03/08/07

TERMINUS 30: PROFESSORES E JUNTAS MÉDICAS - AFINAL O QUE SE PASSA?

A classe dos professores queixa-se de estar a ser vítima de injustiças, discriminações, atentados aos direitos fundamentais, blá blá blá. Essa cambada (que é o mínimo que se pode dizer) queixa-se, queixa-se e sem razão. Primeiro eram os horários, depois eram as deslocações (tomara muitos pilotos da TAP viajarem tanto como certos professores), depois vieram os programas escolares, os putos delinquentes. Agora, para animar a festa, são as Juntas Médicas.
Eu já não sou estudante, também não sou professor – esses problemas passam-me todos ao lado – mas porra! arranjem outra merdinha para se queixarem. Tudo bem, morreram dois professores. Só que não se esqueçam. Uma tinha leucemia, outro tinha cancro. Não é ser má língua ou insensível, mas não eram propriamente os melhores exemplos de saúde que andavam aí.
No dia 24 de Julho li no DN a propósito de um terceiro caso do género, o de uma professora, também com cancro. Desconheço a situação actual da senhora desde então; sei que a Junta Médica que avaliou o seu pedido de aposentação, recusou a aceder. E fez senão bem. É que é preciso ser insensível ou burro para não ver o bem que estas Juntas Médicas estão a fazer por estes professores.
É muito simples. Se a Junta Médica os tivesse reformado, o que teria acontecido?

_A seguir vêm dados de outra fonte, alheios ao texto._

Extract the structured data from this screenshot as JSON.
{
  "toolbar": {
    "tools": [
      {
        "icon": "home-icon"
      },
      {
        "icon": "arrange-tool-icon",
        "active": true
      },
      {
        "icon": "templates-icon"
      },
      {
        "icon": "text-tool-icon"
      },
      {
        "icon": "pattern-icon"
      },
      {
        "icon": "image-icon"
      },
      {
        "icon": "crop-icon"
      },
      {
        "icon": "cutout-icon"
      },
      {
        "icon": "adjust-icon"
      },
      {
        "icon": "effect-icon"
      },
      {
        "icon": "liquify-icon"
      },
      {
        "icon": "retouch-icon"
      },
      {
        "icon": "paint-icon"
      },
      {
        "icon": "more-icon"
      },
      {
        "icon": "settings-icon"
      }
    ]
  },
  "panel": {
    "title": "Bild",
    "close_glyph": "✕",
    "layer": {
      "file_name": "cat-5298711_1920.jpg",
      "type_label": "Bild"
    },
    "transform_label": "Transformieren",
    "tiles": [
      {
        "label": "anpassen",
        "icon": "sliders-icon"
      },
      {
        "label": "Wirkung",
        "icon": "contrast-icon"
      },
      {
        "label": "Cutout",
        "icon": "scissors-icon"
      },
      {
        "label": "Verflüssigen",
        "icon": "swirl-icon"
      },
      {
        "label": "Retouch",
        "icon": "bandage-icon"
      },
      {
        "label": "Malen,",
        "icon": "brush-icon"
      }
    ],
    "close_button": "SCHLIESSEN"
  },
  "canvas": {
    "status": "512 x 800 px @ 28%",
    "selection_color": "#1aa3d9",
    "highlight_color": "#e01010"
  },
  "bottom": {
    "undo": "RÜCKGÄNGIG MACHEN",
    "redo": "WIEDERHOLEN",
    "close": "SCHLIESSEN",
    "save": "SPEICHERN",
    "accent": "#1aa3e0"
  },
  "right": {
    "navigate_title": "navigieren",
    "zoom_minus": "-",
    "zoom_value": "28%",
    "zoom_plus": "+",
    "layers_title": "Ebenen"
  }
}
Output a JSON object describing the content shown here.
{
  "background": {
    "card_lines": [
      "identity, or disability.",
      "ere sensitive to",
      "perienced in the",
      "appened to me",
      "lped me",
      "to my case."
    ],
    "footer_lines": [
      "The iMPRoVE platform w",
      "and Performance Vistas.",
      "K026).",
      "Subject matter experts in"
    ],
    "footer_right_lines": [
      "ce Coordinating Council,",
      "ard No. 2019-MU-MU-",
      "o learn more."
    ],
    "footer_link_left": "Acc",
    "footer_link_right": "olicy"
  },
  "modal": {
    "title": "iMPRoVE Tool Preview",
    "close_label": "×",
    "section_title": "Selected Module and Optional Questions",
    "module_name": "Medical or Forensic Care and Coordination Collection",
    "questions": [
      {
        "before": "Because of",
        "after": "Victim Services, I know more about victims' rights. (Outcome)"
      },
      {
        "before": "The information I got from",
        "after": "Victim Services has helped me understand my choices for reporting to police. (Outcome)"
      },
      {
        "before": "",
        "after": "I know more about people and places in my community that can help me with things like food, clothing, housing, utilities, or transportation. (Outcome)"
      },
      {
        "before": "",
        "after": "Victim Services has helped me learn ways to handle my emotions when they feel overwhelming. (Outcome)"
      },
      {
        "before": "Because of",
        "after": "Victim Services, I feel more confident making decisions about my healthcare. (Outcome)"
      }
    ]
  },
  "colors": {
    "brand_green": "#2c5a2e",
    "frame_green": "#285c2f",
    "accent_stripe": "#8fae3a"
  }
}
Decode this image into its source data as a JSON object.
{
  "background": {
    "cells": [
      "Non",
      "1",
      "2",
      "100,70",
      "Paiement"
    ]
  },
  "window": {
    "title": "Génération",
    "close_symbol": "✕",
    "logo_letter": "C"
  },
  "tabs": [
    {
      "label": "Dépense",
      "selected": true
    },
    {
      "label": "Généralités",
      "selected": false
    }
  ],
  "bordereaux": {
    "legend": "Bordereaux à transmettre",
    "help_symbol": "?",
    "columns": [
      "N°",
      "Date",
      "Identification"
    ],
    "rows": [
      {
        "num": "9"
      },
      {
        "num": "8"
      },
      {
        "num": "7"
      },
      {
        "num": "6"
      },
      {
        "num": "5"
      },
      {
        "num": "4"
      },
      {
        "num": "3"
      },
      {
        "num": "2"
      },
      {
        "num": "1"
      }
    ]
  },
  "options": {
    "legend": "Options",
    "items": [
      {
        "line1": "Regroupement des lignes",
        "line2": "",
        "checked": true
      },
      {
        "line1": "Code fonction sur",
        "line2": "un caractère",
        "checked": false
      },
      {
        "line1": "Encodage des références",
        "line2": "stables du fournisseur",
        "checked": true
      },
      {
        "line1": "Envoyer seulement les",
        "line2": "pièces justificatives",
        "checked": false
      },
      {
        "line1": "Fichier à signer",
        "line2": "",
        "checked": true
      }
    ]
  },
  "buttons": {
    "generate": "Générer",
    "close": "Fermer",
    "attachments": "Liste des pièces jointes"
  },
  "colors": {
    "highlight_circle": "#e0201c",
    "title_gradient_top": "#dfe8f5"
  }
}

Ficavam em casa, na companhia dos seus, a viver bem e a sonhar, diriam os mais positivos. A verdade é que a serem reformados mais cedo, estes professores ficariam em casa, a pensar no que já não poderiam fazer, no pouco tempo que tinham, a lamentar-se por decisões mal tomadas e que já não poderiam corrigir. Ficariam tristes e morreriam depressivos.
Ao trabalharem até quinar, nem dão pelo tempo a passar. Alguns nem conseguem pensar se estão alegres ou tristes; continuam a educar os seus alunos. O que é senão nobre.
Além de que, isso de trabalhar até morrer é um acto que muitos sonham atingir, mas que poucos querem que passe realmente do sonho. O verdadeiro actor, o verdadeiro artista, quer morrer no palco, o verdadeiro lutador quer morrer no ringue, o verdadeiro toureiro quer morrer na arena. Estes professores têm o privilégio de poderem morrer nas salas de aula – imaginem o que seria um professor de Expressão Dramática ao encenar uma morte, soltar o último fôlego. Mais realista seria impossível – e ainda se queixam.
Isto sem falar que no ‘tempo da outra senhora’ (a versão espacial desta expressão será, porventura, na ‘casa da Joana’?) ainda continuavam a exercer o seu poder de voto depois de mortos. Alguns tinham a vida, perdão, tarefa, facilitada. Nem se precisavam de mexer; já estavam nas urnas, era só votar.
Bons tempos, bons tempos…
(Quis meter-me na pele dum dos sujeitos das Juntas Médicas que têm tomado estas decisões tão humanistas e respeitadoras da dignidade profissional. Além do que acabaram de ler, isto provocou-me também uma azia. Conto que tenha sido por ter estado tanto tempo na pele de tal espécime e não por qualquer coisa que tenha comido estragada.)